By Nikos Bardounias
Coastal shipping companies are asking banks restructuring of their loans as all of them, whether listed or not, have posted fresh losses after the first half of the year that added up to more than 110 million euros.
The four listed coastal shippers -- Attica Group, Minoan Lines, Maritime of Lesvos (NEL) and ANEK -- registered losses of 93.29 million euros, down from 102.8 million in the same period last year.
The reduction of losses comes mostly as a result of efforts to contain operating expenses through merging or stopping services, reducing the speed of sailing and selling vessels. Three out of the four Athens-listed firms posted smaller losses year-on-year, while ANEK saw an increase. In the first half of the year total revenues amounted to 283.6 million, against 343.8 million in the January-June 2011 period.
Faced with the prospect of uncertainty in the coming months, coastal shipping firms are now turning to banks, hoping to have their loan obligations restructured in order to secure the cash flow that would cover their everyday payment needs, such as salaries, suppliers and fuel.
“Greek banks that are aware of the peculiarities of the Greek coastal shipping market and so can facilitate their client companies,” says Giorgos Xiradakis, chief executive at XRTC consultants. “As far as foreign lenders are concerned, the biggest incentive they have to agree to a restructuring is the risk that if they don’t they may lose up to 80 percent of their money,” he adds.
Attica Group, which presented its results on August 29, posted losses of 29.80 million euros in the year’s first half, against 33.98 million a year earlier, while its turnover shrank from 111.45 million last year to 102.66 million this year. The group slashed its Adriatic services by 15 percent and those within Greece by 14 percent. At the end of June it had 8.14 million euros in cash and is still in talks with banks aiming to restructure its loan obligations.
ANEK had group losses of 24.3 million euros against 17 million in 2011, while revenues declined from 117 million to 83.2 million. The company states that its main problem is the lack of liquidity, which in many cases means it and other companies are unable to meet their obligations.
Minoan Lines registered losses of 20.99 million euros in the year to June, from 24.8 million in the same period last year.
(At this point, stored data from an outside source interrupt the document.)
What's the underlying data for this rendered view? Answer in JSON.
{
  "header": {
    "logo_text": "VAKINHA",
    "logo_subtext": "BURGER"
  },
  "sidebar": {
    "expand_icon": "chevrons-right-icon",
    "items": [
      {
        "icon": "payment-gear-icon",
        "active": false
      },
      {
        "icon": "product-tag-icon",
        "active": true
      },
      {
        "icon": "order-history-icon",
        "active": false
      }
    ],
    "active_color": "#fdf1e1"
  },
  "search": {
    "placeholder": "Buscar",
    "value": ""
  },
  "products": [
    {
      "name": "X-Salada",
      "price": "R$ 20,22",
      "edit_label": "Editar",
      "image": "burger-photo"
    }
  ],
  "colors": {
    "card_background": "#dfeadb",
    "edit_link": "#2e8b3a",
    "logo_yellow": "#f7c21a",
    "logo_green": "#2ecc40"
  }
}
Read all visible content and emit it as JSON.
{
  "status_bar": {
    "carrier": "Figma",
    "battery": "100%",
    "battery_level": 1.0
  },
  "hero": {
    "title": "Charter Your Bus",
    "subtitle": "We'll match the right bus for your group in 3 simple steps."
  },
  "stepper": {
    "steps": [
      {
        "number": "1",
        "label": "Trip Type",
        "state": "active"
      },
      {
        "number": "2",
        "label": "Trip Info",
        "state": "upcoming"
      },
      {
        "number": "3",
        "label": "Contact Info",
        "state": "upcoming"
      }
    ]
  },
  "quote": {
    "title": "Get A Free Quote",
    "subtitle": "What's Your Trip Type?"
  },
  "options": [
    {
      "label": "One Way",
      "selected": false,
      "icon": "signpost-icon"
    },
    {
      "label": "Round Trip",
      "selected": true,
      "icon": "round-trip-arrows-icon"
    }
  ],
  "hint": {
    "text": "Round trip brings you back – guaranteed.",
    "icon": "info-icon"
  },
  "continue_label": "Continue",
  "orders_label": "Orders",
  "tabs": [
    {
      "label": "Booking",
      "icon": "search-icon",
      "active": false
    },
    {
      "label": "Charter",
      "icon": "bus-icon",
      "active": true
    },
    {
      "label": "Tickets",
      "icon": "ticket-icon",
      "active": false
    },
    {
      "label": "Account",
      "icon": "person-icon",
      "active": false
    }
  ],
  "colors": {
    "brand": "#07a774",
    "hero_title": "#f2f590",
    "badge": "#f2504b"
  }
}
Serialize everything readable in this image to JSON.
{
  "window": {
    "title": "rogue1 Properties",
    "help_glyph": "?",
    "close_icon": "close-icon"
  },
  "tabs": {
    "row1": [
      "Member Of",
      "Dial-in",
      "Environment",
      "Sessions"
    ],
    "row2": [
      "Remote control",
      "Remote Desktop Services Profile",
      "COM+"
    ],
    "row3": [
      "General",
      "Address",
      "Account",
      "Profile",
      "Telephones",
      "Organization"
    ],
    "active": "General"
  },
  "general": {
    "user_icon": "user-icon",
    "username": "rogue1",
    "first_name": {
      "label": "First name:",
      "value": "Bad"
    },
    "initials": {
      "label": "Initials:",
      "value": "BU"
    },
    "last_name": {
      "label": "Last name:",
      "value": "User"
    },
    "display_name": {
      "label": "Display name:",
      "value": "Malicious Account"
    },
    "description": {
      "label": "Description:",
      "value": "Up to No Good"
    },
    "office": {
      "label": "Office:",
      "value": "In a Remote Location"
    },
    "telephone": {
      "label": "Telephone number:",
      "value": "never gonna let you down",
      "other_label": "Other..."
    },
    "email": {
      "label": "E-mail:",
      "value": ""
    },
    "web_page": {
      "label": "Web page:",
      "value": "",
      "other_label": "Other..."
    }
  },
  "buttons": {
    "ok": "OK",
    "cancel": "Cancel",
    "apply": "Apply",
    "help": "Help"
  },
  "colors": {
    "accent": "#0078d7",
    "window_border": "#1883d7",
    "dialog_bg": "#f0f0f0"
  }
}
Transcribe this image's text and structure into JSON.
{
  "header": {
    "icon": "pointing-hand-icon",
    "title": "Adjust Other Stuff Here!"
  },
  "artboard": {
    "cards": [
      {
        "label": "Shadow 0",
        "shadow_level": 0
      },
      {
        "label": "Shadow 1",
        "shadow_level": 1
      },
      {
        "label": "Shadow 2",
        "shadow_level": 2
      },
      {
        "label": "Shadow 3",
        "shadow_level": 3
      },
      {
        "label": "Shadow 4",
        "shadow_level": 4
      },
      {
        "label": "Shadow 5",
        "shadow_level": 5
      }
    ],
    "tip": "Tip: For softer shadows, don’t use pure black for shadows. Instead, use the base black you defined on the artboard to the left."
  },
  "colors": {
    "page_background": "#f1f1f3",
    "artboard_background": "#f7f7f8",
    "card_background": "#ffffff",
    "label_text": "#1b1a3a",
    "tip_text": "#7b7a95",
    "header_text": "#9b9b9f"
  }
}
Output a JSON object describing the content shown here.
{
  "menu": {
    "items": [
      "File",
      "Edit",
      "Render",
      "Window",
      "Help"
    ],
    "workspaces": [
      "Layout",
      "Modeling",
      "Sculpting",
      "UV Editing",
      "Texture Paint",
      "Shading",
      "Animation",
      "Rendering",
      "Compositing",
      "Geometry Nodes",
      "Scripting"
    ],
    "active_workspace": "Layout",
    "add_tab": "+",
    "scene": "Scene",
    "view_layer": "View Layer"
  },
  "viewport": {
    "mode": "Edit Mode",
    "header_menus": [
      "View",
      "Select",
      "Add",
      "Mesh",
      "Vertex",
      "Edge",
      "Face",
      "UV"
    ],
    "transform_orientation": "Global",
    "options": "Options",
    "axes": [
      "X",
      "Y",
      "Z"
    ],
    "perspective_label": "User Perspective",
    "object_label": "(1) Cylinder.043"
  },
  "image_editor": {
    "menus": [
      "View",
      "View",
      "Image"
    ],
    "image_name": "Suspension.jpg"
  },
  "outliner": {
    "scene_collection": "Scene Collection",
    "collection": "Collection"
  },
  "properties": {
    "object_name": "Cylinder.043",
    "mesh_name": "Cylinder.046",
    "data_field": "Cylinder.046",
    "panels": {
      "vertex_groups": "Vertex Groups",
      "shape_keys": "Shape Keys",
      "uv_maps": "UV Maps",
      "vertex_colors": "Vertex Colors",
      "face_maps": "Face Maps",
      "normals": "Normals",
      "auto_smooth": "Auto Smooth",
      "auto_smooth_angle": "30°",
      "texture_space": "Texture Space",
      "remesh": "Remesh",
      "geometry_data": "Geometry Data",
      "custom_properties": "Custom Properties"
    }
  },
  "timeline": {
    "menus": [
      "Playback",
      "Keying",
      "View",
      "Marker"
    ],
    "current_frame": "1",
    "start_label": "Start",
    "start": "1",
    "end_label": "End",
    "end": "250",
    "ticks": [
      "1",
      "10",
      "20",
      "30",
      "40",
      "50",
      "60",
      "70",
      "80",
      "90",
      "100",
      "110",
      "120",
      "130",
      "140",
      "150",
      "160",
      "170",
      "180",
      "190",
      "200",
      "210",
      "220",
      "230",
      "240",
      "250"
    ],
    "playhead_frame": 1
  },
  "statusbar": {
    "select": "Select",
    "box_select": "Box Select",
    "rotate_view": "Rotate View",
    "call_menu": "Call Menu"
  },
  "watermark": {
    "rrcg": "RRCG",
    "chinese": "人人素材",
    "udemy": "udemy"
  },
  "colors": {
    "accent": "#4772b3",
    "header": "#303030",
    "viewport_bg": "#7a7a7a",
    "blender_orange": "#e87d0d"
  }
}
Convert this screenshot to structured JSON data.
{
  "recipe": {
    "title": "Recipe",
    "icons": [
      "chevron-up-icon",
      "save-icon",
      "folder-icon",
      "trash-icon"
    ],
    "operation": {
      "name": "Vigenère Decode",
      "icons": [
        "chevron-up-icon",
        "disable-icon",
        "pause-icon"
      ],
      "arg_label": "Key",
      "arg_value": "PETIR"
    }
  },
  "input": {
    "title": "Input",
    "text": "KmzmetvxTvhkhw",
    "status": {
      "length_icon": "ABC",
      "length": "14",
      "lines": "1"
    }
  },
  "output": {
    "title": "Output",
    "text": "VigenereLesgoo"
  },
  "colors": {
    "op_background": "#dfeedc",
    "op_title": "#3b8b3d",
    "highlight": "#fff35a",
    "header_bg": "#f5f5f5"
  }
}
The group’s turnover came to 67.5 million against 79.3 million in H1 of 2011. It states that in the last few years it has contained its operating expenses and stopped services such as that linking Patra with Venice, and has had two of its vessels chartered to improve its net position.
NEL showed losses of 18.2 million euros from 27.1 million in 2011. Its short-term obligations amount to 87.8 million and it has a negative net cash flow.